OWASP ZAP (Zed Attack Proxy) is a very versatile tool for web security testing. It has a proxy, passive and active vulnerability scanners, fuzzer, spider, HTTP request sender, and some other interesting features. In this recipe, we will use the recently added "Forced Browse", which is the implementation of DirBuster inside ZAP.

Getting ready

For this recipe to work, we need to use ZAP as a proxy for our web browser:

1. Start OWASP ZAP and, from the application's menu, navigate to: Applications | Kali Linux | Web Applications | Web Application Fuzzers | owasp-zap.
2. In Mantra or Iceweasel, go to the main menu and navigate to Preferences | Advanced | Network, in Connection click on Settings…
3. Chose a Manual proxy configuration and set 127.0.0.1 as the HTTP proxy and 8080 as the port. Check the option to use the same proxy for all protocols and then click on OK.
   
4. Now, we need to tell ZAP the file where it is going to get the directory names from. Go to ZAP's menu and navigate to Tools | Options | Forced Browse and then click on Select File…
5. Kali Linux includes some word lists. We will be using one of them: select the file /usr/share/wordlists/dirbuster/directory-list-lowercase-2.3-small.txt and click on Open.
   
6. An alert will tell us that the file was installed. Click on OK and on OK again to leave the Options dialog.

How to do it...

1. Having configured the proxy properly, browse to http://192.168.56.102/WackoPicko.
2. We will see ZAP reacting to this action by showing the tree structure of the host we just visited.
   
3. Now, in ZAP's upper-left panel (the Sites tab) right-click on the WackoPicko folder inside the http://192.168.56.102 site. Then in the context menu navigate to Attack | Forced Browse directory:
   
4. In the bottom panel, we will see that the Forced Browse tab is displayed. Here we can see the progress of the scan and its results:
   

How it works...

When we configure our browser to use ZAP as a proxy, it doesn't send the requests directly to the server that hosts the pages we want to see but rather to the address we defined, in this case the one where ZAP is listening. Then ZAP forwards the request to the server but not without analyzing the information we sent.
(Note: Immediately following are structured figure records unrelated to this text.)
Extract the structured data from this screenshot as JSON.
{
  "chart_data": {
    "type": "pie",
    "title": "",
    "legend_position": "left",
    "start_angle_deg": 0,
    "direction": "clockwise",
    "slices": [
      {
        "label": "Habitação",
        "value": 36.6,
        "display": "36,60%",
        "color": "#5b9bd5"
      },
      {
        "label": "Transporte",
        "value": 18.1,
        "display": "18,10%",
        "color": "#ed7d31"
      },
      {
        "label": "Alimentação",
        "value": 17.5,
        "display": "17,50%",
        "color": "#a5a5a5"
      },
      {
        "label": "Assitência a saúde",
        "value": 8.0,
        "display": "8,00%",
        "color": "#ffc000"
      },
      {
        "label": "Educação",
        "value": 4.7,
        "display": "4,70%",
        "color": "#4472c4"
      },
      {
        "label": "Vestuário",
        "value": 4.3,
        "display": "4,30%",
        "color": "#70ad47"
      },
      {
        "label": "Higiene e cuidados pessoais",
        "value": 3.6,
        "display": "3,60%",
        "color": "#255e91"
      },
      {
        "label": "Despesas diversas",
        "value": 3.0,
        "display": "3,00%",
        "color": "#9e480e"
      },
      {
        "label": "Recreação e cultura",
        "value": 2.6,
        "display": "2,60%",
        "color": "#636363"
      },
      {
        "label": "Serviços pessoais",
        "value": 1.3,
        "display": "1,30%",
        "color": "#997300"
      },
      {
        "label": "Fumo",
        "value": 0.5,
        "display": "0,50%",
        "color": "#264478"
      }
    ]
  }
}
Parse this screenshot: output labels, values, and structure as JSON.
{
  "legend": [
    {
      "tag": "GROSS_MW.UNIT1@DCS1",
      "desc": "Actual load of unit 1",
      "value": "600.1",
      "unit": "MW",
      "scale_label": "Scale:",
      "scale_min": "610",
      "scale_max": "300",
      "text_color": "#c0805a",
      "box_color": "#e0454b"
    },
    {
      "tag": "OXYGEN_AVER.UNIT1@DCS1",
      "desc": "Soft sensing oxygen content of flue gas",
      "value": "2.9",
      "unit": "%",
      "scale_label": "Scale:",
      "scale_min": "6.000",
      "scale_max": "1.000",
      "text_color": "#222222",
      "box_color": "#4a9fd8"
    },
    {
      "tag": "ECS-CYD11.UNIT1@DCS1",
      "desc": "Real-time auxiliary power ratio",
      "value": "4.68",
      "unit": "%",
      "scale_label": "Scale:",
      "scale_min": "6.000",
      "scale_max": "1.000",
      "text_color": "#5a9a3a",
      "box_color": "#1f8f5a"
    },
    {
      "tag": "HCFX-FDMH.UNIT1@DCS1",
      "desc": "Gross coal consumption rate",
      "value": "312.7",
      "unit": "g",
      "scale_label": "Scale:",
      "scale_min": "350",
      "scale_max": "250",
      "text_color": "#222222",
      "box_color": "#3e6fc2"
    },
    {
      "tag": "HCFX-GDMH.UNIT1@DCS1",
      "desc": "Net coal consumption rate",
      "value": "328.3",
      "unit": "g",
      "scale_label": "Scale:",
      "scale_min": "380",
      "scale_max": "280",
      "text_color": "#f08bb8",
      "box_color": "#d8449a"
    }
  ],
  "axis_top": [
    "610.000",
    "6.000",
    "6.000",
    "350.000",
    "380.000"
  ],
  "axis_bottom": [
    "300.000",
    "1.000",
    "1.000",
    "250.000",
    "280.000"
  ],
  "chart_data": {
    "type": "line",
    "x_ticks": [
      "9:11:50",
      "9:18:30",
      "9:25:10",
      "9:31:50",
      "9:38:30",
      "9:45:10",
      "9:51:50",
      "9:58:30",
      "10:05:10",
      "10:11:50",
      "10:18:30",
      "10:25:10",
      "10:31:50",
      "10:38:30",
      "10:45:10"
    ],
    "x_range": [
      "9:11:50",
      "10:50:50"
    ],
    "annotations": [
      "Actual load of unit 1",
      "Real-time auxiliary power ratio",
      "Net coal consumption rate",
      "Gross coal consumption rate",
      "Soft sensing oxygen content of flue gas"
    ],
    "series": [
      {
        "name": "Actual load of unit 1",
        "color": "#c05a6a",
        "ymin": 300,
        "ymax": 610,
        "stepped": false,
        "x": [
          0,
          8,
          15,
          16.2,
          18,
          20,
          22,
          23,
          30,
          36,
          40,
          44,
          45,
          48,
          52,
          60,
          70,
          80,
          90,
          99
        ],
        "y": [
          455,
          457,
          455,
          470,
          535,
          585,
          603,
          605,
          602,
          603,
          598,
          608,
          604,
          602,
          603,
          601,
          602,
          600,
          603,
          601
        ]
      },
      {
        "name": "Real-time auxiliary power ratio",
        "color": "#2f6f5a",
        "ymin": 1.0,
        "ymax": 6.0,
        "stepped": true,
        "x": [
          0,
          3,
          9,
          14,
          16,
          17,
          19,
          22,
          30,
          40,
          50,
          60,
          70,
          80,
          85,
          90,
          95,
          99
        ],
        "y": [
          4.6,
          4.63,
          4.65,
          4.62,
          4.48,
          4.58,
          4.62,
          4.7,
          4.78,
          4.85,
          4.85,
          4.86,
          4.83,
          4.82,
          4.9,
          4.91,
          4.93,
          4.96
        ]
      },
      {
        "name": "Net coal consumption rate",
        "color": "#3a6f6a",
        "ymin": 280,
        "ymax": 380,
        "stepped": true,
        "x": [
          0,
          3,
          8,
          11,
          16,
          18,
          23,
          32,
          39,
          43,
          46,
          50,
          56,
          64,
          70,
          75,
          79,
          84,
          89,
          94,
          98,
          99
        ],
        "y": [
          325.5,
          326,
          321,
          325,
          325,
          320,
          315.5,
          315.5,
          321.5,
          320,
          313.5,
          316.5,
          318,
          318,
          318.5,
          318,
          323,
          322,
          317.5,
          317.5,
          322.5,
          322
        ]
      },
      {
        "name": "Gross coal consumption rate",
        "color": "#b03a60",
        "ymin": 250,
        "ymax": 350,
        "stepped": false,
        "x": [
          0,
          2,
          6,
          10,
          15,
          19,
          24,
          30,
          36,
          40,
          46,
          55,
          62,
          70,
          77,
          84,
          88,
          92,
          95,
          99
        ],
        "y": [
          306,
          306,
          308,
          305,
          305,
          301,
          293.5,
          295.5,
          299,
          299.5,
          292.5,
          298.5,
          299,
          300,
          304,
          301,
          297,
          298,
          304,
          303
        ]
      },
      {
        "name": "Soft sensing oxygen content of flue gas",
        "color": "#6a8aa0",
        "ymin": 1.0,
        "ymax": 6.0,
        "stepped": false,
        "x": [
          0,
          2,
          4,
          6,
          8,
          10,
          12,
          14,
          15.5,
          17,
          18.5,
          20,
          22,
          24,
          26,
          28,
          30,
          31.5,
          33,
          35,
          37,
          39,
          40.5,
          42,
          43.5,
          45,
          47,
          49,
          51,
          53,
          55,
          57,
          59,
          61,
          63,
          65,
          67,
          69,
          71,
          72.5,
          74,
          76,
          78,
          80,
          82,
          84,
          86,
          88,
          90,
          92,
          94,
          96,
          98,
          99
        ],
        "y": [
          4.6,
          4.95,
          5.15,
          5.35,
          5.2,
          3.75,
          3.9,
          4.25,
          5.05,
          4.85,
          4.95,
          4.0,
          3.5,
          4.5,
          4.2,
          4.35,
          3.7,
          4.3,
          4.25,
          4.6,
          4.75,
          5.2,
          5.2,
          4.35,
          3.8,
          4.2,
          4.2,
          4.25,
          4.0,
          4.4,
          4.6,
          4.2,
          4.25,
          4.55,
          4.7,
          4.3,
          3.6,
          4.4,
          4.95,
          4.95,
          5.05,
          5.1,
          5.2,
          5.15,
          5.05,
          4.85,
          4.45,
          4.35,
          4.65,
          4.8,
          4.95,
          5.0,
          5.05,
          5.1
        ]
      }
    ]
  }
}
ZAP's Forced Browse works the same way DirBuster does; it takes the dictionary we configured and sends requests to the server, as if it was trying to browse to the files in the list. If the files exist the server will respond accordingly, if they don't exist or aren't accessible by our current user, the server will return an error.

See also

Another very useful proxy included in Kali Linux is BurpSuite. It also has some very interesting features; one that can be used as an alternative for the Forced Browse we just used is Burp's Intruder. Although it is not specifically intended for that purpose, it is a versatile tool worth checking.